You, in the user-cloud, know the semantics of your application, you know how it scales, you know where it came from, where it is going, and whether it can migrate from region to region or country to country. And to date you have used either your own self-developed knowledge of EC2, private Eucalyptus, Terremark, etc.., or you used Rightscale or CohesiveFT, or one of the other tooling sets that fit in the category Gartner calls “Cloud Management Platform”.
I believe this is an industry wide trend, and basically creates a new “separation of concerns” in how IT functionality is provided both by vendors and IT staffs, and how IT functionality is consumed. The Enterprise IT environment has vacillated for decades between centralize, decentralize, centralize, etc.. This new separation of concerns allows for the gradual evolution of a hybrid IT organization where there is a logical, and purposeful bit of both models.
There are now three distinct control planes; physical, virtual, and customer/user.
Physical infra is a centralized activity, at the very least at the geographic level.
Virtual infra will be centralized at the virtual infra layer, with the newer versions of virtual infrastructure software offering some interesting geographical federation capabilities. It is possible one might be running both VMware and Xen virtual infrastructure globally, and those virtual infra's will likely be in the control of either one IT group, or one IT group per vendor solution.
Application topologies ideally run “when” (in time) and “where” (in geography) they are most useful to a business. This means detailed knowledge of the wants, needs, beliefs, and fears of the consuming business units. If this is a global customer database without a predominant business unit owner – then that application topology itself might be managed by a centralized “common applications” team.

If it is a cornerstone application for a company's Swiss Private Client group – then I am guessing it will be managed by a business line oriented IT group in Switzerland, likely to be running on a piece of Swiss-domiciled virtual infrastructure.

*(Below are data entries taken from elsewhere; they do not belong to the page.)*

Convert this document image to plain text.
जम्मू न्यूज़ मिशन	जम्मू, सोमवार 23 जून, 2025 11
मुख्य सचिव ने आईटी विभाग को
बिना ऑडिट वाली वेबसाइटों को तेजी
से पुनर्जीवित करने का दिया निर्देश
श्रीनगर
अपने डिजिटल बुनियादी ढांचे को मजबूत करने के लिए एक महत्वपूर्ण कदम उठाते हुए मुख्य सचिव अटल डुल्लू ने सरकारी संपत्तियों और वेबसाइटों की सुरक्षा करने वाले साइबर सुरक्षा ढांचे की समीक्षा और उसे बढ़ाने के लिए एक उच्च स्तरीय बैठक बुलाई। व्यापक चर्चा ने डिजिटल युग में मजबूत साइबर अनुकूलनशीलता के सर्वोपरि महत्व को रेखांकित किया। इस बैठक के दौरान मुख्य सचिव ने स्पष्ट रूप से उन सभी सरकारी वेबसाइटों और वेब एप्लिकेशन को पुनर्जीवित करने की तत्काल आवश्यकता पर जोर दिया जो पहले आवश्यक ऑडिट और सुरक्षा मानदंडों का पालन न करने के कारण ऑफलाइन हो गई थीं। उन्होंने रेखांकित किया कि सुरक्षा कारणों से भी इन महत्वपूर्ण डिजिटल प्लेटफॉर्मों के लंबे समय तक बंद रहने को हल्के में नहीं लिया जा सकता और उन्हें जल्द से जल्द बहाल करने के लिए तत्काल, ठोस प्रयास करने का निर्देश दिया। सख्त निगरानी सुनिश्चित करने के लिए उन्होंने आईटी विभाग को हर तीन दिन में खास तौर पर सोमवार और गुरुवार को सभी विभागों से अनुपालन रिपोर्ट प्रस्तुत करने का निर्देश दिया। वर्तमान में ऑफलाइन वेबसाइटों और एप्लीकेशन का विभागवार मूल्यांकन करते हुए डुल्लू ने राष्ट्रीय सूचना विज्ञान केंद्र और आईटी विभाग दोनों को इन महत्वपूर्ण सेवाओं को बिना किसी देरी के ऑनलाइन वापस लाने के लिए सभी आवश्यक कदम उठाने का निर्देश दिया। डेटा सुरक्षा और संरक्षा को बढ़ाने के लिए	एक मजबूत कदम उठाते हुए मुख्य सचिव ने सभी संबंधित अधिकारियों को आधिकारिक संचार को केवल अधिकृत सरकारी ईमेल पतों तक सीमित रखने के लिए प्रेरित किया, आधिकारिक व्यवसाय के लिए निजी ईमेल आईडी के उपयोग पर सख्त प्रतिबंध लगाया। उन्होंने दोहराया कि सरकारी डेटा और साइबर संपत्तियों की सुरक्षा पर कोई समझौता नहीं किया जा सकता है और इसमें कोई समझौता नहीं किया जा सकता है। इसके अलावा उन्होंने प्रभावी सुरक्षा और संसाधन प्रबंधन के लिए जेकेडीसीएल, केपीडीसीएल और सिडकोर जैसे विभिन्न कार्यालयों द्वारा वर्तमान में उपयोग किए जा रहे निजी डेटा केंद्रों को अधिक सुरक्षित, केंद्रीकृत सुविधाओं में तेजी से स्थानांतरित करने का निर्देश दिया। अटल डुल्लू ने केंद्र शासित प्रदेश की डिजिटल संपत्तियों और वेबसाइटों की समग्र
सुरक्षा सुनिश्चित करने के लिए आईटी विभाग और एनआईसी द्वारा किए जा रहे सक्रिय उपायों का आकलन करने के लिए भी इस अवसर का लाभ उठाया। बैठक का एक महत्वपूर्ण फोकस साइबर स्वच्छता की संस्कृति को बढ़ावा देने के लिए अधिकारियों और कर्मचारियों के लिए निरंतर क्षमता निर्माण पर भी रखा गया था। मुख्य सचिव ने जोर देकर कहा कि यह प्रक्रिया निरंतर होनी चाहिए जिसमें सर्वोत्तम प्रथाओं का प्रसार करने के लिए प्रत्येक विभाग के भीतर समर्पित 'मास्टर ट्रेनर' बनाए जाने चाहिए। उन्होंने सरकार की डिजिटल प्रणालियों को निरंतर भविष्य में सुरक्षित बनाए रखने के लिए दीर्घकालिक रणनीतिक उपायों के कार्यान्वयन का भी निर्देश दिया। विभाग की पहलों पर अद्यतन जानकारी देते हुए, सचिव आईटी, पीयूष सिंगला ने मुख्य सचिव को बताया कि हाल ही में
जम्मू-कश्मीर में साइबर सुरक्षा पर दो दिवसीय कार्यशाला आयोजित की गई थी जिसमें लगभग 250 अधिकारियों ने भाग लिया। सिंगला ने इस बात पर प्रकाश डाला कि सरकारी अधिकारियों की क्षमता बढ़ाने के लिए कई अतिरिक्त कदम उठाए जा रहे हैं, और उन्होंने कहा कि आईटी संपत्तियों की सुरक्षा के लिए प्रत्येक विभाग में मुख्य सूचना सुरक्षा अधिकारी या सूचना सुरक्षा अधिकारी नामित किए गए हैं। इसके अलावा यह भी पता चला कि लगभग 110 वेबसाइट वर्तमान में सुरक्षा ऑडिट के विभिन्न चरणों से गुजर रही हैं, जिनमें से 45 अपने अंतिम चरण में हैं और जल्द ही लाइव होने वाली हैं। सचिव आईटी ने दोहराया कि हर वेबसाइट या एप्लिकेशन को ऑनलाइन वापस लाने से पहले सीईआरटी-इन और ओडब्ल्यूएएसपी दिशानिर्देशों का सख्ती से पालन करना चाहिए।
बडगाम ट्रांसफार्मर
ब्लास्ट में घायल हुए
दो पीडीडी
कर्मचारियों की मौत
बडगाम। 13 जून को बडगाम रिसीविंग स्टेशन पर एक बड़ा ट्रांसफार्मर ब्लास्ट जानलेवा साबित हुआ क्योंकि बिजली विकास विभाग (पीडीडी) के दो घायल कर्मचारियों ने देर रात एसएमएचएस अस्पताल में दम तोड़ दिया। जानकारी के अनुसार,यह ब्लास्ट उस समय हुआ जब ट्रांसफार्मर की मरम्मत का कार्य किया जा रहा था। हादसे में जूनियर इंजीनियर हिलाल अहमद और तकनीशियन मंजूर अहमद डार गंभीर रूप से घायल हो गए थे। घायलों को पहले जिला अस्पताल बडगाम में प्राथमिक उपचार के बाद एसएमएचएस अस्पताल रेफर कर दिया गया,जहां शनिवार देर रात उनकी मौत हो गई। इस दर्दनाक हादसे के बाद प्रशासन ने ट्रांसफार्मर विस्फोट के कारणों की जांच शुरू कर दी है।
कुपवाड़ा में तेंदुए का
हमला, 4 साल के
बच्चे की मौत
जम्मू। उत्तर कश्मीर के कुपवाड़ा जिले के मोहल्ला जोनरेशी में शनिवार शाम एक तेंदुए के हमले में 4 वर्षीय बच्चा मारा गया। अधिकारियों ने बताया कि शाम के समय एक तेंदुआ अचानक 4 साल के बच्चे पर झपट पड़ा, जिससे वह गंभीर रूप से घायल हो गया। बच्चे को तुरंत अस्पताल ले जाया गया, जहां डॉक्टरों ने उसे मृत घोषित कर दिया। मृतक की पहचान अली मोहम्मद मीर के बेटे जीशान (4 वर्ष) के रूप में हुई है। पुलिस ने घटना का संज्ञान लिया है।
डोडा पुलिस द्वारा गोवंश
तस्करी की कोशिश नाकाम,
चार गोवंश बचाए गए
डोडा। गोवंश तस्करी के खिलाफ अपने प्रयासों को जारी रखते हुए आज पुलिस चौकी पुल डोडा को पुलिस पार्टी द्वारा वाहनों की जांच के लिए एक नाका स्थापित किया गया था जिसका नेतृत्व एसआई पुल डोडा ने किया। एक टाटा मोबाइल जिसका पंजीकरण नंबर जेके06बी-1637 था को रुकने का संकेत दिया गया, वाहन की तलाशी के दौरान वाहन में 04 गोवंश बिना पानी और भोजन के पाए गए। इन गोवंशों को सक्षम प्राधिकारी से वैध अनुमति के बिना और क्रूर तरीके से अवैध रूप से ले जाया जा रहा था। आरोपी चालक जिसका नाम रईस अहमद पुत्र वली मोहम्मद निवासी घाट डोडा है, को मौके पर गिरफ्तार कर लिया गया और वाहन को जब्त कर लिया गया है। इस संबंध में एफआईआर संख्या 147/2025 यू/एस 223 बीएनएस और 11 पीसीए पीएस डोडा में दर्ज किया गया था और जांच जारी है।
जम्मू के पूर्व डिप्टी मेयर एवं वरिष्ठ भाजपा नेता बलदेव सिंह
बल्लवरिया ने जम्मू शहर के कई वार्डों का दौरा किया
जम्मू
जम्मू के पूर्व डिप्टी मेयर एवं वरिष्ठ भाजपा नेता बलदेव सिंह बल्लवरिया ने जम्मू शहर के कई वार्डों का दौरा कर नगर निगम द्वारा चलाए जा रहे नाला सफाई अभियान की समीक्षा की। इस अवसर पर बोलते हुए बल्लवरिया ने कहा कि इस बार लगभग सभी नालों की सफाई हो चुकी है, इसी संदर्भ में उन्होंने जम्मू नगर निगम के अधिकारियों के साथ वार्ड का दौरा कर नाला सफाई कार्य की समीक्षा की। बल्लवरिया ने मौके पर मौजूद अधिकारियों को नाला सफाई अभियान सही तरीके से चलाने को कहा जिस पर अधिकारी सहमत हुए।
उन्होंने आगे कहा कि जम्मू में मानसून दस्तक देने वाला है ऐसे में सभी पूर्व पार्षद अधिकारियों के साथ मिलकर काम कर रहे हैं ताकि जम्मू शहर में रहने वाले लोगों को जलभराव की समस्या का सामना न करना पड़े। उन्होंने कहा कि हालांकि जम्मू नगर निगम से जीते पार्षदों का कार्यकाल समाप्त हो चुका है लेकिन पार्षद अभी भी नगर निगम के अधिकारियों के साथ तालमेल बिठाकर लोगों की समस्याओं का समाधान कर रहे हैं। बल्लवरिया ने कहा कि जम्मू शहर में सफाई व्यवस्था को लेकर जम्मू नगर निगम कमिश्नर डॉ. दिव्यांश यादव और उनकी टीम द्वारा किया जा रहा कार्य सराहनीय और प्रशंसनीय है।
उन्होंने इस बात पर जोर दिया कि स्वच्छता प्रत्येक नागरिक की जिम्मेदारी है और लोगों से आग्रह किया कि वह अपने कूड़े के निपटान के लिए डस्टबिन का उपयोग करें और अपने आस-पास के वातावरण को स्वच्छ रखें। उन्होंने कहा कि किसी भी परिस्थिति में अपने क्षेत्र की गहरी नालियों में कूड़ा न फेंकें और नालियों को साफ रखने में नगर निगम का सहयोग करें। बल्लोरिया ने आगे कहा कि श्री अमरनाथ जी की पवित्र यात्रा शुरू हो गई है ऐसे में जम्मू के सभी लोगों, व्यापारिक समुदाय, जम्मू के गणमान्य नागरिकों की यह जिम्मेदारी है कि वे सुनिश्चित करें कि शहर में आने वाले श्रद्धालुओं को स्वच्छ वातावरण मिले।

They key here is to realize that there are distinct products/vendors for each layer of your cloud infrastructure, and there are distinct buyers/users for each layer of your cloud infrastructure.
To me this sets up nicely to fit into the UK idiom of “horse for courses”.

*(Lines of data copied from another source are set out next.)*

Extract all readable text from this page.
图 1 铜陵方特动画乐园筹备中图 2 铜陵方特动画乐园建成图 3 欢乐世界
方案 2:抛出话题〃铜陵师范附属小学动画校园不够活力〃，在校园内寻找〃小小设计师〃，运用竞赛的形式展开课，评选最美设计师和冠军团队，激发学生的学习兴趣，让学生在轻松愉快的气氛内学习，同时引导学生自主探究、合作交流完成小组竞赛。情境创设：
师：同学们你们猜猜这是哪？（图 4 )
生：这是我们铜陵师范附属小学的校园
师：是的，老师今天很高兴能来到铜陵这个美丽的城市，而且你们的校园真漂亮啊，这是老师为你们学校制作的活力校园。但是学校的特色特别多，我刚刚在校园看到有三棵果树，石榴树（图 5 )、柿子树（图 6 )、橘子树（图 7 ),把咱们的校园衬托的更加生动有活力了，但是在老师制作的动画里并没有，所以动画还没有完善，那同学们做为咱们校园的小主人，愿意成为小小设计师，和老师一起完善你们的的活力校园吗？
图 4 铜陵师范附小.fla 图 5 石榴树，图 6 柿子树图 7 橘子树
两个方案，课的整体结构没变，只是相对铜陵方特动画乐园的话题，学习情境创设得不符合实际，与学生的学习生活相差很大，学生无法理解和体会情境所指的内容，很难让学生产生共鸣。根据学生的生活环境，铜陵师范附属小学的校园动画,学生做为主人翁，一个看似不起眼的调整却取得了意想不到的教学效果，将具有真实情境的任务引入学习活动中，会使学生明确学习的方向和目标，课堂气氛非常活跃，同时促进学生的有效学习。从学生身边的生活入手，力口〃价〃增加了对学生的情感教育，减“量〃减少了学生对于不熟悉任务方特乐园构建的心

*However, in part two of this topic I will address the problematic nature of the new separation of concerns. The gist of the issue is there is a temptation in the “enterprise cloud” or “private cloud” to violate them, not recognizing that there are now consumers of each level's vendor offerings, as well as a desire of course by vendors to be the single source of all cloud computing capabilities for an enterprise (not necessarily a bad thing) by providing one monolithic product that serves all levels (a bad thing).